The Long Road to Maun

The drive from Harrismith to Maun, Botswana is always a long one. The sheer distance makes the trip already overwhelmingly long, but other factors add to it. For the majority of the way, the road we need to drive on is only one lane each way. This makes passing slow traffic a more challenging and slow process than usual. Another big factor is the plethora of animals in the road (goats, cows, and donkeys being the primary ones). It seems you just get up to speed when you need to slam on the brakes for some animal in the road. By the time you finally get back up to speed again, you're bound to encounter another furry creature and need to brake yet again!
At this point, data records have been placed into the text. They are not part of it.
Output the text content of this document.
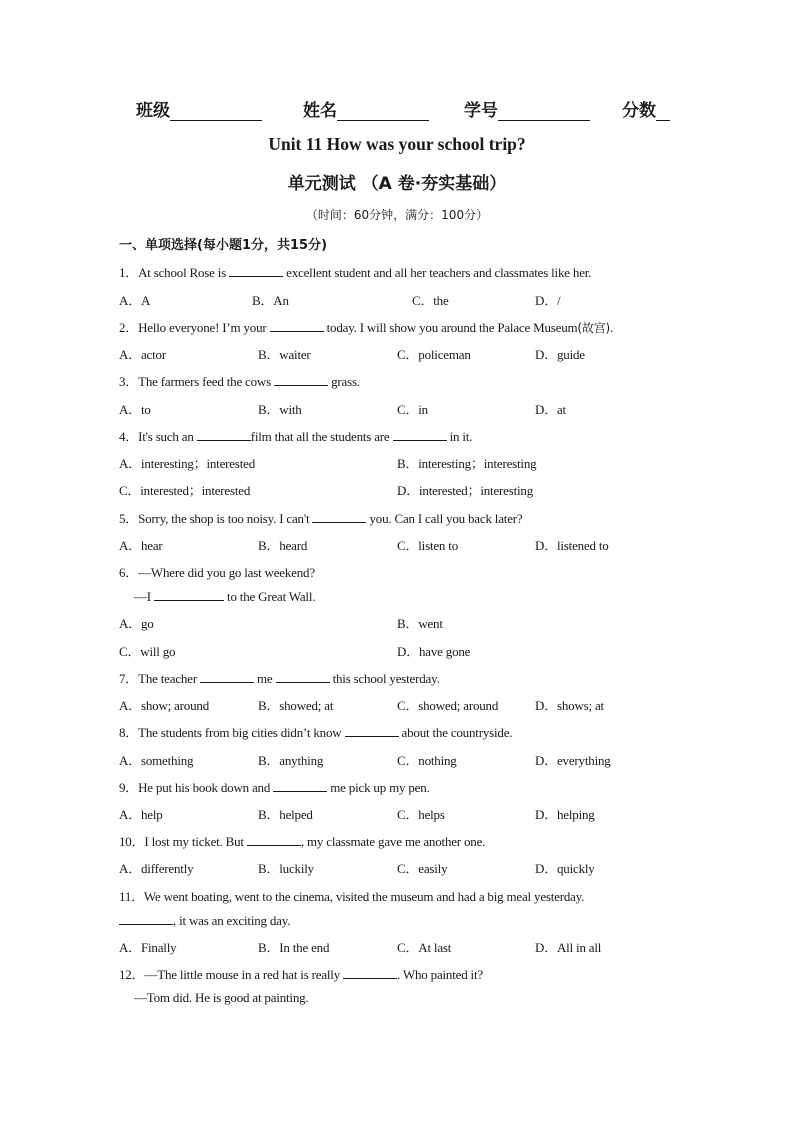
班级	姓名	学号	分数
Unit 11 How was your school trip?
单元测试 （A 卷·夯实基础）
（时间：60分钟，满分：100分）
一、单项选择(每小题1分，共15分)
1．At school Rose is	excellent student and all her teachers and classmates like her.
A．A	B．An	C．the	D．/
2．Hello everyone! I’m your	today. I will show you around the Palace Museum(故宫).
A．actor	B．waiter	C．policeman	D．guide
3．The farmers feed the cows	grass.
A．to	B．with	C．in	D．at
4．It's such an	film that all the students are	in it.
A．interesting；interested	B．interesting；interesting
C．interested；interested	D．interested；interesting
5．Sorry, the shop is too noisy. I can't	you. Can I call you back later?
A．hear	B．heard	C．listen to	D．listened to
6．—Where did you go last weekend?
—I	to the Great Wall.
A．go	B．went
C．will go	D．have gone
7．The teacher	me	this school yesterday.
A．show; around	B．showed; at	C．showed; around	D．shows; at
8．The students from big cities didn’t know	about the countryside.
A．something	B．anything	C．nothing	D．everything
9．He put his book down and	me pick up my pen.
A．help	B．helped	C．helps	D．helping
10．I lost my ticket. But	, my classmate gave me another one.
A．differently	B．luckily	C．easily	D．quickly
11．We went boating, went to the cinema, visited the museum and had a big meal yesterday.
, it was an exciting day.
A．Finally	B．In the end	C．At last	D．All in all
12．—The little mouse in a red hat is really	. Who painted it?
—Tom did. He is good at painting.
And so it goes, for hours on end, until you finally arrive in Maun.

There are also scattered villages along the drive, for which the speed limit reduces, tremendously and suddenly, to half the normal speed; and there are random control checkpoints as well. Usually at these checkpoints they ask if you have meat in the car or make you "clean" your shoes (all the shoes from your luggage!) in a milky substance which is intended to rid your shoes from foot and mouth disease. While it sounds very much like a joke or an illogical solution, it is nonetheless the way it is done. Thankfully, we were spared that adventure on this trip!

One checkpoint, though, required us to complete a full-page survey (asking questions such as how often we drive the road, what our destination is, are we traveling for business or pleasure, etc.). On such an already-long trip, it seemed a humorous oddity that they would ask (require!) us to stop and fill out a survey!

Thousands of kilometers, one border, hundreds of donkeys, a handful of checkpoints, several potty breaks, and one long survey later, we arrived in Maun last night, very happy to be here!